Kraftvoll erklangen Orgel und Blechbläser in der hannoverschen Marktkirche. „Neues Haus Brass“ und Ulfert Smidt an der Orgel gestalteten den musikalischen Rahmen des Gedenkkonzerts zum Volkstrauertag.
Die Landesfeier begann mit einer Begrüßung durch Stadtsuperintendent Rainer Müller-Brandes. Es folgten Redebeiträge von Hanna Naber, Präsidentin des Niedersächsischen Landtages, und Grant Hendrik Tonne, Niedersächsischer Minister für Wirtschaft, Verkehr und Bauen und Landesvorsitzender des Volksbundes. Beide betonten die Notwendigkeit einer vielfältigen und an alle Opfergruppen von Krieg und Gewaltherrschaft erinnernden Gedenkkultur.

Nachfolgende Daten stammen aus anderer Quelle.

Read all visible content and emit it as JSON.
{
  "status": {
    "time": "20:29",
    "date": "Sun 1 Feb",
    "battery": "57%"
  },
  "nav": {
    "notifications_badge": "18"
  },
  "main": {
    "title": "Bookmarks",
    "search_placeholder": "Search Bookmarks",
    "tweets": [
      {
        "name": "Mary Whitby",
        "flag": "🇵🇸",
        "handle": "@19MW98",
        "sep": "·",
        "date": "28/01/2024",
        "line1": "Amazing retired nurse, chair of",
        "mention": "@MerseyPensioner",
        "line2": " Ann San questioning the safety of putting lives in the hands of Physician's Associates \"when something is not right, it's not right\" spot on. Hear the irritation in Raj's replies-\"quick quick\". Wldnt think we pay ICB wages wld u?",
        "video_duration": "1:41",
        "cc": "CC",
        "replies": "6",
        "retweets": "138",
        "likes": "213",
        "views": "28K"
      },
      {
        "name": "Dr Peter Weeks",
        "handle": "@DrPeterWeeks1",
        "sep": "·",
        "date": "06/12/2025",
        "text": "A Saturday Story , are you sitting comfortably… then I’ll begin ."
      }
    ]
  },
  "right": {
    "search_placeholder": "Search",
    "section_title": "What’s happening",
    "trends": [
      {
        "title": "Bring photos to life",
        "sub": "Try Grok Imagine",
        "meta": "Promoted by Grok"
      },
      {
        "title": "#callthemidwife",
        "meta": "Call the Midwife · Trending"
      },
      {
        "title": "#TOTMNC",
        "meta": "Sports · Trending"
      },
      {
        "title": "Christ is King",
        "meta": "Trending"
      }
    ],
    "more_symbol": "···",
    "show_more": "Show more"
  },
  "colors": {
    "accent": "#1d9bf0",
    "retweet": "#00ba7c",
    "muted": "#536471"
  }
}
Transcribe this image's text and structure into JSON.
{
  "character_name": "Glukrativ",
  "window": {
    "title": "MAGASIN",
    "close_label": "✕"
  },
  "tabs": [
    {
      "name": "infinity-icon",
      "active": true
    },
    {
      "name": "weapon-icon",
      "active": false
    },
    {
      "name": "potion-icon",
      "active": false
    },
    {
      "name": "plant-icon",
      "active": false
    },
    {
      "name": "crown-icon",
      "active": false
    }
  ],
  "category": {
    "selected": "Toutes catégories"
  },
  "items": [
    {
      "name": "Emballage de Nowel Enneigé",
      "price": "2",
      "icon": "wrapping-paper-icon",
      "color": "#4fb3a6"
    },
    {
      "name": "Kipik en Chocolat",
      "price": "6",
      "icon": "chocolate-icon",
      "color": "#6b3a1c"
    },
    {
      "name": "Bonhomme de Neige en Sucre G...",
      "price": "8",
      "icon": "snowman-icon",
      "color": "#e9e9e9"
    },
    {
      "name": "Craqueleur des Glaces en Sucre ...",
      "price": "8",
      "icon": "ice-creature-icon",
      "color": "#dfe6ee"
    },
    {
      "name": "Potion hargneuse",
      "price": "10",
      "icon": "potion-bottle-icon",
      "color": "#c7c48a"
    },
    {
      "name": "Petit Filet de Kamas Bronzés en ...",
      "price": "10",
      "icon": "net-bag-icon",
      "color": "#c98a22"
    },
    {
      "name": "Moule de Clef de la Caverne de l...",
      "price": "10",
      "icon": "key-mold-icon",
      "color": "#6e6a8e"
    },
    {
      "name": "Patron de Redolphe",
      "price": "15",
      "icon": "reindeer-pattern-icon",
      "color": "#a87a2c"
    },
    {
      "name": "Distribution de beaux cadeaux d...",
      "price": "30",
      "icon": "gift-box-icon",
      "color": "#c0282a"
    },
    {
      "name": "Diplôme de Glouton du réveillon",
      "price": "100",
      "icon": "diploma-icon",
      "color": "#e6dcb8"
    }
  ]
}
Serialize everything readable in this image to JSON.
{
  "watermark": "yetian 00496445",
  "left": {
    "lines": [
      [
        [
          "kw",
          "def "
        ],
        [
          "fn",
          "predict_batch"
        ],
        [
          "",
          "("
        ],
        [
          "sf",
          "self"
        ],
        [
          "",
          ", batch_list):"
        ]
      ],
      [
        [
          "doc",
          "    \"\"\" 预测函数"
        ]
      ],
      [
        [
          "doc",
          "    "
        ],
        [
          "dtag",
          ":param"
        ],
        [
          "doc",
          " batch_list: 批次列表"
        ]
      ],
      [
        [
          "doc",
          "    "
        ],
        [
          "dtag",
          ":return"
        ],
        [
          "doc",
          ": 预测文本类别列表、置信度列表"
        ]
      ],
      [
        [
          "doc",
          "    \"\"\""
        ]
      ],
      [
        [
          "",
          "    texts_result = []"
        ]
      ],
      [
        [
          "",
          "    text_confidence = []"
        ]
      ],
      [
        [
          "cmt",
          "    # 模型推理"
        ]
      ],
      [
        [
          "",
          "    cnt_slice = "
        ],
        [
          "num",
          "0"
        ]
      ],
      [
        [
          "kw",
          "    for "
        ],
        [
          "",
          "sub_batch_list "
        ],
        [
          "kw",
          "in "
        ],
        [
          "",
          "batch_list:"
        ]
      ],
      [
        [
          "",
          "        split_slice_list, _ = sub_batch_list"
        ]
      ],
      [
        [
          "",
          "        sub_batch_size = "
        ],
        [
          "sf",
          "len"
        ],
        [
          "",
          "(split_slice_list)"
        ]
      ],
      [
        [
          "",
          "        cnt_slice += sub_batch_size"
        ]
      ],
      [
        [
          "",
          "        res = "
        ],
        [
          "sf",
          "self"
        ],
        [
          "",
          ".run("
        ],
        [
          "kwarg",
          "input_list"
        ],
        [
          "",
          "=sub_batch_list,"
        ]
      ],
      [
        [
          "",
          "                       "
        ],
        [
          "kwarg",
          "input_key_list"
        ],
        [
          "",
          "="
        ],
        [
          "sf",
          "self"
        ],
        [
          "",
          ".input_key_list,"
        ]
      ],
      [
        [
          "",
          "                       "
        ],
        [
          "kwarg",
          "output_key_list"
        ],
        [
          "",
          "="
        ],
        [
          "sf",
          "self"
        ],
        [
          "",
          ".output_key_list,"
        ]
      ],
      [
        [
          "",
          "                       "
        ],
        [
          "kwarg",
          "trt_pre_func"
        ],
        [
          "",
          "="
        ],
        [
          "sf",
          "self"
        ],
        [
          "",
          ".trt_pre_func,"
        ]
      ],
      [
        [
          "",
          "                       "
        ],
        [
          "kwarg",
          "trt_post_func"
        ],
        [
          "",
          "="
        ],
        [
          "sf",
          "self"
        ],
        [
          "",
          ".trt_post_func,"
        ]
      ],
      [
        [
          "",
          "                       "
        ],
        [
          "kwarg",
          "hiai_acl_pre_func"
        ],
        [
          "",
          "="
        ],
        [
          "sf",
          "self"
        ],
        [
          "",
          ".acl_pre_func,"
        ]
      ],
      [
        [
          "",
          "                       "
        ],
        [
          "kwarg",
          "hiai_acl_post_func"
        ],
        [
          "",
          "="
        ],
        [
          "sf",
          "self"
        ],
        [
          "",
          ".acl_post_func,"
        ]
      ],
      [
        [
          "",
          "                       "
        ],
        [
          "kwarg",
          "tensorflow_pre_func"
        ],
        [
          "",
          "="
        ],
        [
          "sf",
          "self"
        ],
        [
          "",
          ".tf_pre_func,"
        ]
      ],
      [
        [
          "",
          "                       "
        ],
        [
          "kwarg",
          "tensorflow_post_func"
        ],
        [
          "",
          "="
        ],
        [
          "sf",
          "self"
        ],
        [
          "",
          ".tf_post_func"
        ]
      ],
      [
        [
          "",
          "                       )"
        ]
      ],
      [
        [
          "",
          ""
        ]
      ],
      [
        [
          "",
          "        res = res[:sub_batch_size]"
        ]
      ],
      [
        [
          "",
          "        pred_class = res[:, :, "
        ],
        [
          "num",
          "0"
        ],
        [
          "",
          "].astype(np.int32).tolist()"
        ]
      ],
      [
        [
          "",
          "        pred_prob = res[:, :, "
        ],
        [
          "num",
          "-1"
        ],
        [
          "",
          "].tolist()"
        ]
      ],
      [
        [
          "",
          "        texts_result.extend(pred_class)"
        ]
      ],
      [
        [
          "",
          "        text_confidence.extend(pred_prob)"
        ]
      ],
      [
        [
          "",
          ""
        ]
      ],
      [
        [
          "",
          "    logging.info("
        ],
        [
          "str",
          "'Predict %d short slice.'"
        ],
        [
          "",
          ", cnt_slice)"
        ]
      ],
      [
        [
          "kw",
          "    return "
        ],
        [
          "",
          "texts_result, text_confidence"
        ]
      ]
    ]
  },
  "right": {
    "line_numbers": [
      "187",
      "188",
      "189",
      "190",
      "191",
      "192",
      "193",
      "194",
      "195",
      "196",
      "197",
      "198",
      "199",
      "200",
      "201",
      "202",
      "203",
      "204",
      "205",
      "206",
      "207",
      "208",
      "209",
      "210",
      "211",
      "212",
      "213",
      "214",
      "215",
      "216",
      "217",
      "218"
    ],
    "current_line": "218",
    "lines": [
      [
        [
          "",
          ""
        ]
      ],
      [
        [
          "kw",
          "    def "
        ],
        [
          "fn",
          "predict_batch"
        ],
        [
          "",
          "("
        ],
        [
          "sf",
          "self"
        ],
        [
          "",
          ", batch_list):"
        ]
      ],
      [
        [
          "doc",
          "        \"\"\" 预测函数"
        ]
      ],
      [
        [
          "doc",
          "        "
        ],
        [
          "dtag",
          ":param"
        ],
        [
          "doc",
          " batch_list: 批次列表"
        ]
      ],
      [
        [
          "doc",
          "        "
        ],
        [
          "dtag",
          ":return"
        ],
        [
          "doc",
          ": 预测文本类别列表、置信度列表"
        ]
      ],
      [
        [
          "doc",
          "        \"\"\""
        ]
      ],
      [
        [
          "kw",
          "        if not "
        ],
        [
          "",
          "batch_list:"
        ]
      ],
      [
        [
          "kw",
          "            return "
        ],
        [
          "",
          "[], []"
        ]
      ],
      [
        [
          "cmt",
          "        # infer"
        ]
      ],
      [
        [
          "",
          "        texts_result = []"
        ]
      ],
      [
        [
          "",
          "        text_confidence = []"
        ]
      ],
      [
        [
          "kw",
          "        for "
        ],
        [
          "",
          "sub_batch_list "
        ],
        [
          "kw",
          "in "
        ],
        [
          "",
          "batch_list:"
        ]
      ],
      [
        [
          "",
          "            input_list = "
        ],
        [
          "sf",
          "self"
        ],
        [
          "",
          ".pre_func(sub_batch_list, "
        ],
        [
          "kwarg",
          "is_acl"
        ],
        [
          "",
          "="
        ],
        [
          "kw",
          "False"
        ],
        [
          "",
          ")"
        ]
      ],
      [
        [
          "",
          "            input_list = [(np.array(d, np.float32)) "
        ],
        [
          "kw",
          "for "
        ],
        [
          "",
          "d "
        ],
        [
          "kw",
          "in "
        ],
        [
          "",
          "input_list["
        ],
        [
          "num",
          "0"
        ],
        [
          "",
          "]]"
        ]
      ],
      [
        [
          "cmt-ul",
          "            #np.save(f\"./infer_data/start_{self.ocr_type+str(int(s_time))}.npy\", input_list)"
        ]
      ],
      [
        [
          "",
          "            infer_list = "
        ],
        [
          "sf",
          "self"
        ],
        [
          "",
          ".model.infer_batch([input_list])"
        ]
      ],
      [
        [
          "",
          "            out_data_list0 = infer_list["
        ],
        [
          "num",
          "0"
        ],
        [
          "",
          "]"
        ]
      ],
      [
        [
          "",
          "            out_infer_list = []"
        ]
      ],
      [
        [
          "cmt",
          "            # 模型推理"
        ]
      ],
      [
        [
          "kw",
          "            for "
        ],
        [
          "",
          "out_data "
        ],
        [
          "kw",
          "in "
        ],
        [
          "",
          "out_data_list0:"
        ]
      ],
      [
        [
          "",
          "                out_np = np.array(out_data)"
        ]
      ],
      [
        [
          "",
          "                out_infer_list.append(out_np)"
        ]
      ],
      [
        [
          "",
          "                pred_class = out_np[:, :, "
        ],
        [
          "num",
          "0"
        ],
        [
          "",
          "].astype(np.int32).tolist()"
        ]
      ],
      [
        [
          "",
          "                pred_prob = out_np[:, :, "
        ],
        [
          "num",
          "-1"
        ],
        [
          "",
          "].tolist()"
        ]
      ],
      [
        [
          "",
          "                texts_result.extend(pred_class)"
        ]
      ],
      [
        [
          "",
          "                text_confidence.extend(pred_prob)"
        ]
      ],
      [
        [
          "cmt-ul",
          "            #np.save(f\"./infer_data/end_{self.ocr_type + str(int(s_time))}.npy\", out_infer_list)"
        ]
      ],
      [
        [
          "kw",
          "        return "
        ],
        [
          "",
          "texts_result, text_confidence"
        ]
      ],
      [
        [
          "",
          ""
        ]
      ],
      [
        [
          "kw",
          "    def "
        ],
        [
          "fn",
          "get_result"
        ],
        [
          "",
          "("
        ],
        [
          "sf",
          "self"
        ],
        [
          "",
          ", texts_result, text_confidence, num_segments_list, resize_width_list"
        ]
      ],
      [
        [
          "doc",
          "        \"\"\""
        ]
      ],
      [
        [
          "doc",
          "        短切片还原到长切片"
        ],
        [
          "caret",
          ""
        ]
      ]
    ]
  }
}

„Der Volkstrauertag ist ein Tag der Rückschau. Ein Tag der Trauer. Aber mehr noch: ein Tag der Erschütterung – angesichts der Gewalt, die Menschen anderen Menschen antaten.“, so Naber. Und weiter: „Wir erinnern heute am Volkstrauertag an die Opfer von Krieg und Gewaltherrschaft. An die, die ihr Leben verloren in Lagern und an Fronten. An die Verfolgten. An die Verschleppten. An die Kinder. An die Mütter. Und an jene, die widerstanden. Oft um den Preis ihres Lebens. Und wir erinnern, weil wir wissen: So etwas beginnt nicht mit Bomben. Es beginnt mit Worten. Mit Abwertung. Mit der Entmenschlichung. Es beginnt im Kopf – und wir sehen es täglich: in hasserfüllten Kommentaren, in verbaler Gewalt, in der schleichenden Verrohung unseres Miteinanders.“
Zu Beginn seiner Rede erinnerte Tonne anhand von drei Bespielen an Menschen, die in den letzten Kriegstagen ums Leben kamen. Diese Beispiele zeigten, wie gefährlich die Situation für ganz verschiedene Gruppen von Menschen zu Kriegsende war. Bis zum Kriegende funktionierten die todbringenden Mechanismen des NS-Regimes für Zivilisten, KZ-Häftlinge, Kriegsgefangene, Zwangsarbeiterinnen und Zwangsarbeiter sowie für diejenigen, bei denen Fahnenflucht vermutet wurde. Diese drei Beispiele aber hätten eines gemeinsam: Sie seien im Zuge der Erstellung von Geschichts- und Erinnerungstafeln des Volksbunds recherchiert und dokumentiert worden. Mittlerweile gäben mehr als 200 solcher Tafeln in Niedersachsen Auskunft, wer auf Kriegsgräberstätten bestattet wurde und was in der Zeit des Ersten oder Zweiten Weltkriegs vor Ort passiert ist. Das Besondere daran: In der Regel würden die Tafeln von Schülerinnen und Schülern erstellt, die – angeleitet von ihren Lehrkräften sowie unseren Bildungsreferentinnen- und -referenten – selbst entscheiden, welche Inhalte veröffentlicht werden. Und weiter: „Dies ist besonders auch deshalb wichtig, weil es Bemühungen gibt, unsere differenzierte demokratische Erinnerungs- und Gedenkkultur zu Re-Nationalisieren. Wir erleben, dass zunehmend Narrative bedient werden, die wir überwunden glaubten. Statt alle Gruppen von Toten unter Einbeziehung der historischen Forschung in den Blick zu nehmen, werden Erzählungen bedient, die eher den 1950er-Jahren entsprechen als den 2020er-Jahren.“
Beeindruckend war auch der Beitrag von Schülerinnen und Schülern der IGS Roderbruch aus Hannover. Sie berichteten von ihrer Projektfahrt nach Ypern. Dort hatten sie Schlachtfelder des Ersten Weltkrieges besucht und zu Schicksalen von Kriegstoten recherchiert. Sie betonten, wie wichtig es für Gegenwart und Zukunft sei, sich mit der Geschichte auseinander zu setzen, um solch furchtbare Konflikte zu vermeiden.
Vor dem Konzert hatten Kranzniederlegungen am Jüdischen Mahnmal und in der Aegidienkirche stattgefunden.